In accordance with the requirements of the USA Patriot Act (Title III of Pub. L. 107-56 (signed into law October 26, 2001)), the Underwriters are required to obtain, verify and record information that identifies their respective clients, including the Company, which information may include the name and address of their respective clients, as well as other information that will allow the Underwriters to properly identify their respective clients.
13. Authority of the Representatives. The Representatives will act for the several Underwriters in connection with this Agreement, and any action under this Agreement taken by the Representatives shall be binding upon all the Underwriters.
14. Successors. This Agreement will inure to the benefit of and be binding upon the parties hereto and their respective successors and the officers and directors and controlling persons referred to in Section 7 hereof, and no other person will have any right or obligation hereunder.
15. Entire Agreement. (a) This Agreement, together with any contemporaneous written agreements and any prior written agreements (to the extent not superseded by this Agreement) that relate to the offering of the Securities, represents the entire agreement between the Company and the Underwriters with respect to the preparation of any preliminary prospectus, the Time of Sale Prospectus, the Prospectus, the conduct of the offering and the purchase and sale of the Securities.
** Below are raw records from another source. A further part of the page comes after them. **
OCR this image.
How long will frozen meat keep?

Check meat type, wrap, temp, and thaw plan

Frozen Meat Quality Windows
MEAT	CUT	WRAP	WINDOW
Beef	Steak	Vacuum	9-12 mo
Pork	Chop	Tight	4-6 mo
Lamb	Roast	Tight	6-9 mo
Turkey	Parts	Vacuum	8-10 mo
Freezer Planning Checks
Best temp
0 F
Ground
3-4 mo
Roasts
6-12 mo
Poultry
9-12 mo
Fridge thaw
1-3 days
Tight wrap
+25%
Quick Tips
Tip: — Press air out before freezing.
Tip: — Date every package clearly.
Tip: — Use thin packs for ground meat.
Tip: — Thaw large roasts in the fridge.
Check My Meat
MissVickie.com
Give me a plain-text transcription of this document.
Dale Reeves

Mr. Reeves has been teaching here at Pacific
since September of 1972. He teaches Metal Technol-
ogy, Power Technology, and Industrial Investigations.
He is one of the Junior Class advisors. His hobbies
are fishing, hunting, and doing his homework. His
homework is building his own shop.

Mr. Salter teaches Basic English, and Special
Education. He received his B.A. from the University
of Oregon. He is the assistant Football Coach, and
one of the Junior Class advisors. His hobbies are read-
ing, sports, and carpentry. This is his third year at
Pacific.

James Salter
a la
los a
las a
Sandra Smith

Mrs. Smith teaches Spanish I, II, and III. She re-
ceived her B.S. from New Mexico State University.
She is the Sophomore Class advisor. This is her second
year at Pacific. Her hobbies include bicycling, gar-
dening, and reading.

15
(b) The Company acknowledges that in connection with the offering of the Securities: (i) each of the Underwriters has acted at arm’s length and is not an agent of, and owes no fiduciary duties to, the Company or any other person, (ii) the Underwriters owe the Company only those duties and obligations set forth in this Agreement and prior written agreements (to the extent not superseded by this Agreement), if any, and (iii) the Underwriters may have interests that differ from those of the Company. The Company waives to the full extent permitted by applicable law any claims it may have against the Underwriters arising from an alleged breach of fiduciary duty in connection with the offering of the Securities.